I had to do something about all the tabs I've got saved in Firefox, so you're all getting a linkpost. Aren't you lucky? The first is a discussion about whether epic fantasy has been 'feminised'. I think I came across that link via [livejournal.com profile] kateelliott. Then, I've got a couple of links relating to GLBTQ characters in fiction, and how outing characters in extra-textual spaces (webisodes, interviews etc) does not really address the problem.

Then Patton Oswalt posted this article on Wired about the supposed demise of geek culture, and rodo on Dreamwidth and seperis, also on Dreamwidth pointed out that rumours of geekdom's demise have been greatly exaggerated. Those last couple of links are courtesy of [livejournal.com profile] metafandom.

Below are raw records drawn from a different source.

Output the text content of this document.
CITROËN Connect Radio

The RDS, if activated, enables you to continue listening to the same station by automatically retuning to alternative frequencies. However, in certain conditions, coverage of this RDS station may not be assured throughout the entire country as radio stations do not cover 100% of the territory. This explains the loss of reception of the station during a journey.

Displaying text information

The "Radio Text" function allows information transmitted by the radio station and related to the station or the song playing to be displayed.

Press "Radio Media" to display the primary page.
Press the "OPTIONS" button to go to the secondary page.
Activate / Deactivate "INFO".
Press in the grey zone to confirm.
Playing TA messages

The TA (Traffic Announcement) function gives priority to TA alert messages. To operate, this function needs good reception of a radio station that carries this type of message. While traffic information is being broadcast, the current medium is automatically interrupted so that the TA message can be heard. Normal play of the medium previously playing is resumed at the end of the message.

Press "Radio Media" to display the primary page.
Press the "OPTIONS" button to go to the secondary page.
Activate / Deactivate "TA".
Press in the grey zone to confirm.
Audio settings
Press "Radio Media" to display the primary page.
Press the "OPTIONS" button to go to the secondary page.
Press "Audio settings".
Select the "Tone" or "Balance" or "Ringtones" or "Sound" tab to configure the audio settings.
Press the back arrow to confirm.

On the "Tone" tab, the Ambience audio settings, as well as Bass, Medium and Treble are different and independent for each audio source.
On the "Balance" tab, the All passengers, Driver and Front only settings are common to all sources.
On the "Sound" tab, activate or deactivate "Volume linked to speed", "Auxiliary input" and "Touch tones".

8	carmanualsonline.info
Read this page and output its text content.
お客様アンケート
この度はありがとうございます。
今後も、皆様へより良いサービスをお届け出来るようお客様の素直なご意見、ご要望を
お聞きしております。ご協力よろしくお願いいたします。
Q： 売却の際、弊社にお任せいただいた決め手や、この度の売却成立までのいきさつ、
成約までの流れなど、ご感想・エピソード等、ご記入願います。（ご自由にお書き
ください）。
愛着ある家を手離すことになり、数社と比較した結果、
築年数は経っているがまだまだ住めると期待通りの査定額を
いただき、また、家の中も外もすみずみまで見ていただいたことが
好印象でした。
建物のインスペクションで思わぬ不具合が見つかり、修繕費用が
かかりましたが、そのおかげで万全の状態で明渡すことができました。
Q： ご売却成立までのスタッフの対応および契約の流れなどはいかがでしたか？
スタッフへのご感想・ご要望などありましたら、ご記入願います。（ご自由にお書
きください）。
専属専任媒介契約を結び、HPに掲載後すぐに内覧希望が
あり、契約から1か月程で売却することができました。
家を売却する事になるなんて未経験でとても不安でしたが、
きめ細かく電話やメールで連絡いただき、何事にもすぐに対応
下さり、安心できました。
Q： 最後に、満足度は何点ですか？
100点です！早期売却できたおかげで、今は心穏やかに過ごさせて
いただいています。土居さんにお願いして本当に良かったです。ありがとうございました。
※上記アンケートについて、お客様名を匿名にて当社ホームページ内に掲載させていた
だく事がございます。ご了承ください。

Neil Gaiman remains as awesome as ever, as does Jo Walton. Seriously lacking in the awesome, however, is Sebastian Faulks, who, in a BBC programme about the history of the English novel, claimed that Shakespeare's heroes lacked both personality and flaws. To which I say, have some Borges!

Then I read about this (trigger warning for rape) and got even more angry. Thank goodness the good folks at Tiger Beatdown are all over it. (A couple of good other Tiger Beatdown posts on the subject: Sadie calls out the Democrats on their deceptive advertising with regards to HR3 and a post about contraception and abortion, and the problems relating to them in the US. (This freaked me out somewhat, since it's a subject about which I'd only been dimly aware. I had some vague idea that things were somewhat better in Australia, where I lived until 2008, and the UK, where I live now, but it suddenly occurred to me that I have LITERALLY NO IDEA about how such things work in either Australia or the UK. For all I know I could be wringing my hands with pity at the situation in the US and it could be just as bad here.))

As a unicorn chaser of sorts, I hung around listening to this song by [livejournal.com profile] seanan_maguire. That made me feel a whole lot better!